Majority of private practices, and FQHCs, code assignment is based on the documentation by patient’s provider or other qualified healthcare practitioner legally accountable for establishing the patient’s diagnosis. In other healthcare systems and hospital groups, the coding is performed by a certified medical coder.
It’s inevitable that errors occur, coding and billing mistakes in medical practices are common. Medical coding errors lead to higher claim denials, loss of revenue, and federal penalties, fines. That is why it’s vital for medical practices, and FQHCs to establish an oversight, audit and procedures that work to ensure accurate coding and billing.
Providers need to provide oversight in the billing and coding processes of their practices, whether they hire a credentialed in-house coder or choose to outsource the process. At a minimum, in house coders, billers, and providers should be trained annually on updates to CPT codes and other regulatory changes.

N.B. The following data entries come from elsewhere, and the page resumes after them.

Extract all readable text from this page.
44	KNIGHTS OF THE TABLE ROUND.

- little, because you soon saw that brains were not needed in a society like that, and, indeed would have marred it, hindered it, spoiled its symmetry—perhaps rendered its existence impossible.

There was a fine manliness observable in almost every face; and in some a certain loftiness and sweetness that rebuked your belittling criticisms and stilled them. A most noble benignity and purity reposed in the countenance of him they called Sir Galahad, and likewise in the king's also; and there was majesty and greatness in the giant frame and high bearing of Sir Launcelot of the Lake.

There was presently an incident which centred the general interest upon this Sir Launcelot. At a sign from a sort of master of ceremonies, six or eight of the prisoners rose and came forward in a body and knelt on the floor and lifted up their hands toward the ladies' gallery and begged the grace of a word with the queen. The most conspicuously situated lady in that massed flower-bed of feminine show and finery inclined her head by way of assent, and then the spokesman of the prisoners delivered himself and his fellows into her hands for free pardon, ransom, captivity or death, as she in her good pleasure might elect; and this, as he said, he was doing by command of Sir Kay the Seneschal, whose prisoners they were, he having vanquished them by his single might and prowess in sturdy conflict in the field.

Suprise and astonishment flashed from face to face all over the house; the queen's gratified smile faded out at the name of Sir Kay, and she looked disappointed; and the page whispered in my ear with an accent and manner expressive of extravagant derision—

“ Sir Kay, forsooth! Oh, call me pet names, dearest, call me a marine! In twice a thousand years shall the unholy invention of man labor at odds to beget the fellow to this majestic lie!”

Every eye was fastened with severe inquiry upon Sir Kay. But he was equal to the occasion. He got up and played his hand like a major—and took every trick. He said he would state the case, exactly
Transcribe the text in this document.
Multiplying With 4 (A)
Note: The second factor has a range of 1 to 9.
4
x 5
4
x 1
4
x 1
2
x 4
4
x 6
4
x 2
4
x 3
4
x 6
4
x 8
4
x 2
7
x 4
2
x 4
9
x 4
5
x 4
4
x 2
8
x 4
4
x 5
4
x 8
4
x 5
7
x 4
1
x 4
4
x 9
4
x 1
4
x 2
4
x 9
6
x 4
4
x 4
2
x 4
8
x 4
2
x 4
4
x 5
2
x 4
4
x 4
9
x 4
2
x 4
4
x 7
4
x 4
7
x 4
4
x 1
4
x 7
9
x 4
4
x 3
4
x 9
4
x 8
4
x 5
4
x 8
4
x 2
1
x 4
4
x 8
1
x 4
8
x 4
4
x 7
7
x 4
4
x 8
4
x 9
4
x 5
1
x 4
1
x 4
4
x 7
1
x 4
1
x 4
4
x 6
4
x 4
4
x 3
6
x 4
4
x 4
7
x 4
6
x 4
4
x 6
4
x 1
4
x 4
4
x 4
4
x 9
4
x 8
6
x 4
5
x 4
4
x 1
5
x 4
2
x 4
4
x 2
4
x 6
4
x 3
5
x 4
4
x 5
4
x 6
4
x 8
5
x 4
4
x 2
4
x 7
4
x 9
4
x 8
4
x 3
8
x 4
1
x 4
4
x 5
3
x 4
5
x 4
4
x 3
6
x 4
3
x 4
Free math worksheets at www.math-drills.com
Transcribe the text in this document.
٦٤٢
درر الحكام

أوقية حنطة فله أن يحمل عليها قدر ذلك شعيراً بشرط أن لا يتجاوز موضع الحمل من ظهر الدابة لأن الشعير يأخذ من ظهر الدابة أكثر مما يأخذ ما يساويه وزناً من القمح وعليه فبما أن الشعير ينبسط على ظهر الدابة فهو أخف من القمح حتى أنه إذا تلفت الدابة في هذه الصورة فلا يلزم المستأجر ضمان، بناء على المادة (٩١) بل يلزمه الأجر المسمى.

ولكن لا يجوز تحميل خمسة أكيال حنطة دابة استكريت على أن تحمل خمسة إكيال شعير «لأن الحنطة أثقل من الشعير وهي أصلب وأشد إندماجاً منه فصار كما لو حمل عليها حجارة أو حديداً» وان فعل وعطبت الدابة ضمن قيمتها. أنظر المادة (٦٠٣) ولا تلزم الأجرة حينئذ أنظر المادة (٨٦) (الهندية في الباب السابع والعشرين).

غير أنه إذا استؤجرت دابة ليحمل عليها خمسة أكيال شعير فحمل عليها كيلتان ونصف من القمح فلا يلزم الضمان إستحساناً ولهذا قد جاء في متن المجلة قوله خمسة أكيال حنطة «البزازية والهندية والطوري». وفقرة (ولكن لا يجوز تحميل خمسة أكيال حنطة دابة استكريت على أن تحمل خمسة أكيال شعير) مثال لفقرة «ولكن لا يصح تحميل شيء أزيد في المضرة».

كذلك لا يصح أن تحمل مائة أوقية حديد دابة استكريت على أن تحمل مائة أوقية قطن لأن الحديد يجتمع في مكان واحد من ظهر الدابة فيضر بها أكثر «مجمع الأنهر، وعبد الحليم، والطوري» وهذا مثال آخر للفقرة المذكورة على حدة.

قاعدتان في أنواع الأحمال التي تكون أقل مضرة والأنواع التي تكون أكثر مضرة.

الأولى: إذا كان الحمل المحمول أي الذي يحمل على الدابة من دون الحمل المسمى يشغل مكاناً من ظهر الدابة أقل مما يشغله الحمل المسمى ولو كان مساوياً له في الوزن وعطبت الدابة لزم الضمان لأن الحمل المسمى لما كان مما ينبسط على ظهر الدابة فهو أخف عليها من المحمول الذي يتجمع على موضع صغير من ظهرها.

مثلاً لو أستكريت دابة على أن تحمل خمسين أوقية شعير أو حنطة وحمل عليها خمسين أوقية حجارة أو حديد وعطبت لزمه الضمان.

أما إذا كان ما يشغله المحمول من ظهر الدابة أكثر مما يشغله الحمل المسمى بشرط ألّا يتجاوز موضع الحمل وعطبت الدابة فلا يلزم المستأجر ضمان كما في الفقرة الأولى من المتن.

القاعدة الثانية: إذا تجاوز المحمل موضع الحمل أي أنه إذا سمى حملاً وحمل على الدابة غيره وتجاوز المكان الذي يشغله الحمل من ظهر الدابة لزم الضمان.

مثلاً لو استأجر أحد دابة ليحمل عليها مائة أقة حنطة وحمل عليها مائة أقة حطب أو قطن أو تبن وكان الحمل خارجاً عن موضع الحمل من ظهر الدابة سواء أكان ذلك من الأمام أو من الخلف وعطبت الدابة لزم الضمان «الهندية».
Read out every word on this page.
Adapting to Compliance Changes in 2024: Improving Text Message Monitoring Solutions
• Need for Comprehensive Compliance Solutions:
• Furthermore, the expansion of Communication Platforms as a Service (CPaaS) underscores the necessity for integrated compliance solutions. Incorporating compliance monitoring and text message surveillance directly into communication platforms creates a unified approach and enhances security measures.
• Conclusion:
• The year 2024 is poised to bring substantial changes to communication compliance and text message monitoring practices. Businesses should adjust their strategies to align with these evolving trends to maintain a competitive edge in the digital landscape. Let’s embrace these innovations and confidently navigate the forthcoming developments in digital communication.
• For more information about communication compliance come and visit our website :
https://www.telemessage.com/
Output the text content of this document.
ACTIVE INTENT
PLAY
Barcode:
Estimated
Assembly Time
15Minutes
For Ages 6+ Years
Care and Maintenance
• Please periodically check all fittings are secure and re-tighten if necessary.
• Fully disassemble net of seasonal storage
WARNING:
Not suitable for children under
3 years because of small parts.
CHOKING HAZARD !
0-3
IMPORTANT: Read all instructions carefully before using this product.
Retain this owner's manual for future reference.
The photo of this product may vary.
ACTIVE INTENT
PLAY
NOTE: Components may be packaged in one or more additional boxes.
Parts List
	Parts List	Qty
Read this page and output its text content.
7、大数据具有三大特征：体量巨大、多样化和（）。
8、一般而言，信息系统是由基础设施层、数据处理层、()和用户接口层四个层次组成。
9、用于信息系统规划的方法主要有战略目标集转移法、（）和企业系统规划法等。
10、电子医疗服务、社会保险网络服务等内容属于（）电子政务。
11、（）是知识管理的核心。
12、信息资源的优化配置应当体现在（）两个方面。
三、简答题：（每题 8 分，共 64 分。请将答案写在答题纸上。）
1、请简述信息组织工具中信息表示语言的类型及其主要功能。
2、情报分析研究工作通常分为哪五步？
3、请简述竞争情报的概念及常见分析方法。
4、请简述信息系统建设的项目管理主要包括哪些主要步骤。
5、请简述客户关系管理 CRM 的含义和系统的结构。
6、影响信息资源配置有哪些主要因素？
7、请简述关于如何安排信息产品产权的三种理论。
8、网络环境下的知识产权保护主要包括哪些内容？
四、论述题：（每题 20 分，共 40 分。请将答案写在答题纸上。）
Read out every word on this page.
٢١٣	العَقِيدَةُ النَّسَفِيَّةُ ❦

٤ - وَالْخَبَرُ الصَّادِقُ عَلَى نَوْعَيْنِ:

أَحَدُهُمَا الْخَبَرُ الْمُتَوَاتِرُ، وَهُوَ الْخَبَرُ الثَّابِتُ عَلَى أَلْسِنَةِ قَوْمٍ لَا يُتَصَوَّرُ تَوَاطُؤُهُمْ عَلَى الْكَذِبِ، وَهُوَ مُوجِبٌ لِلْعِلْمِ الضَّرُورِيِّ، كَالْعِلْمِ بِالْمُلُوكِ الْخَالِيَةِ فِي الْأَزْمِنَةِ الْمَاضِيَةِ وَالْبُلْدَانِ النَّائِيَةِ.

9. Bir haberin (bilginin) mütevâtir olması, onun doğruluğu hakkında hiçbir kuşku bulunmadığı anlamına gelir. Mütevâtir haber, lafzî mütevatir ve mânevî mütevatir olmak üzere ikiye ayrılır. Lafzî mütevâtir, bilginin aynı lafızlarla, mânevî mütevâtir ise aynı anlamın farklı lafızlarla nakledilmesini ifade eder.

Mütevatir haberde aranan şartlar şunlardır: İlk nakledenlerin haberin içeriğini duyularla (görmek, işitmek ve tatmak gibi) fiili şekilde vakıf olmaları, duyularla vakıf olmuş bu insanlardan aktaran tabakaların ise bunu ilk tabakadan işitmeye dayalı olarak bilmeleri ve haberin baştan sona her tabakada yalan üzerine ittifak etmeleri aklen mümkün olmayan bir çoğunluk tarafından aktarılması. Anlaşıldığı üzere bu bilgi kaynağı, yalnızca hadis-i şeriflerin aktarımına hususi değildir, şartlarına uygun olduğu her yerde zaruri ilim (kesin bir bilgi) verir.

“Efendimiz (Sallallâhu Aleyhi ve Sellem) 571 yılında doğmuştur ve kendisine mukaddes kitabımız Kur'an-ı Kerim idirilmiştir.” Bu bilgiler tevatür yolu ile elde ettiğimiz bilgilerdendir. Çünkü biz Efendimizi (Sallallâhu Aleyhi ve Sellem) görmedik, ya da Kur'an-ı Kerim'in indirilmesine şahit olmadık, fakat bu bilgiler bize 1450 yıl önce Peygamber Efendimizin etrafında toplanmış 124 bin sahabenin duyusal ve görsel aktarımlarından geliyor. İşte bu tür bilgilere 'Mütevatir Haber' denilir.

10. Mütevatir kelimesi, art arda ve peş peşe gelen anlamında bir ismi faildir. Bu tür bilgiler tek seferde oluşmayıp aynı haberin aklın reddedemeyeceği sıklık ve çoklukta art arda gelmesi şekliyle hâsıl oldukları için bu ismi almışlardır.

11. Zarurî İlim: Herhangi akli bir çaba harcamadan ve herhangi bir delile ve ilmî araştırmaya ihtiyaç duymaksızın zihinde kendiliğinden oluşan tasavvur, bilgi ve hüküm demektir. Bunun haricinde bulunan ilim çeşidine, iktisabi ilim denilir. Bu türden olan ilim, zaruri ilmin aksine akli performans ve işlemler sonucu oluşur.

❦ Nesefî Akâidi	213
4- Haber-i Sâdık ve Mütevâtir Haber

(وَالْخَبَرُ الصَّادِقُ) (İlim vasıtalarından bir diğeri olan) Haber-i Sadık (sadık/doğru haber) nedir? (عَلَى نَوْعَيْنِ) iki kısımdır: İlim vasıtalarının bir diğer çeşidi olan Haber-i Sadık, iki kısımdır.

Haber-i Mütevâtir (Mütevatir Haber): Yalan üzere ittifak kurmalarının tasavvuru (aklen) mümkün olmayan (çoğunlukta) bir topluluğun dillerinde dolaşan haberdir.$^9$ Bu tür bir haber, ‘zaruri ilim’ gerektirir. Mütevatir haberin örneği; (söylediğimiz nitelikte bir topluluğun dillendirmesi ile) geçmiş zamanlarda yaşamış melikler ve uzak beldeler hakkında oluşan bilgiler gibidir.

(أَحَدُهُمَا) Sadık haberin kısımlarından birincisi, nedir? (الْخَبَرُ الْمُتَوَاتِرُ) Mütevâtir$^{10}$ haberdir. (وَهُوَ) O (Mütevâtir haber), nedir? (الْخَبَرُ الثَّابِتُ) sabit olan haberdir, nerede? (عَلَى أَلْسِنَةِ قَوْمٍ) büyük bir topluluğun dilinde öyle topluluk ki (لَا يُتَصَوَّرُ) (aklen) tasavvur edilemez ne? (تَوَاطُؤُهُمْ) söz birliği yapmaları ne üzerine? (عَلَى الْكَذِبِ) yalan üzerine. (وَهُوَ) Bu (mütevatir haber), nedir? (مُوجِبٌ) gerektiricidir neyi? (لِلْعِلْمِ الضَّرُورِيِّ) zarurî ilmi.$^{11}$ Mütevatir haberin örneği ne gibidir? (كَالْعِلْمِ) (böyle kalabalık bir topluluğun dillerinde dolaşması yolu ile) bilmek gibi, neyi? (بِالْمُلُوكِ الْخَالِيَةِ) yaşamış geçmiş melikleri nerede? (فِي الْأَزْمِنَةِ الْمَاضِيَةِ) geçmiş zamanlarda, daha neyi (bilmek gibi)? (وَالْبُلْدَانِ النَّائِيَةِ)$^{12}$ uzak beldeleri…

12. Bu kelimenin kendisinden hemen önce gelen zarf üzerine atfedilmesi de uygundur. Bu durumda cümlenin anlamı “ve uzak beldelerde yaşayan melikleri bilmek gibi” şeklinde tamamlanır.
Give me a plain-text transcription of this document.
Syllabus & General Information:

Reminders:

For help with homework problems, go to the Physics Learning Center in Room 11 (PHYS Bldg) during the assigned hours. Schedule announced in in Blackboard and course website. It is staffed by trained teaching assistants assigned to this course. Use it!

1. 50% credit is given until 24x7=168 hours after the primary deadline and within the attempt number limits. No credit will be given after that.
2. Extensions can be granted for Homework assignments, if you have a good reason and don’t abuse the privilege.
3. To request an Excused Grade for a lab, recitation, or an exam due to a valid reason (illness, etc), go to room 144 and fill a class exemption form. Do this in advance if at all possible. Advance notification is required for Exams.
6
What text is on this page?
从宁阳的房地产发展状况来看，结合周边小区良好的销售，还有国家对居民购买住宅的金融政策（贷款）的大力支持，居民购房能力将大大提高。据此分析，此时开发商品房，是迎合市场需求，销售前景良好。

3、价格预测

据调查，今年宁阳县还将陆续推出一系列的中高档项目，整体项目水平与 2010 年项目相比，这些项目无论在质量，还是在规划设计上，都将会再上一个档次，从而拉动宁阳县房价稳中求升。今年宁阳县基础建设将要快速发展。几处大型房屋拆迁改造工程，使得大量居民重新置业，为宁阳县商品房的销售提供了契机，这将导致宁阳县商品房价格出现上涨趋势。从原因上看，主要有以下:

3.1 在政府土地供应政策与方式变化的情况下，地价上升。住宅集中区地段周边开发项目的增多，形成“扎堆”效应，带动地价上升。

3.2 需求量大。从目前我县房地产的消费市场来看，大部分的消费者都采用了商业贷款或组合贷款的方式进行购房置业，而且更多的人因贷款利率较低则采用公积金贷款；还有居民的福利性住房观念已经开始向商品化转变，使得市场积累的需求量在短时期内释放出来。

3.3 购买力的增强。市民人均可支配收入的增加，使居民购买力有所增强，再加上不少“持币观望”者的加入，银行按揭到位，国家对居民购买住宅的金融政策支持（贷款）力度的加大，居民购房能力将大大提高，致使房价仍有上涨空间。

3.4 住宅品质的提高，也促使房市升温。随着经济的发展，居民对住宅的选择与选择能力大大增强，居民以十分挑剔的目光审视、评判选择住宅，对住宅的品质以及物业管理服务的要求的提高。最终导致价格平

With the numerous changes that happen each year in healthcare and the subsequent risks that are presented, we recommend conducting a quarterly audits review of randomly chosen encounters and cases by a qualified and credentialed coding and billing staff. If your facility does not have an internal qualified reviewer, an independent consultant should be utilized.
Once an audit had been completed and issues are identified, a plan of action should be put in place to discuss appropriate actions to resolve errors noted and/or provide necessary education to the appropriate staff. Also, follow up audits should be considered, particularly if a higher level of errors is identified.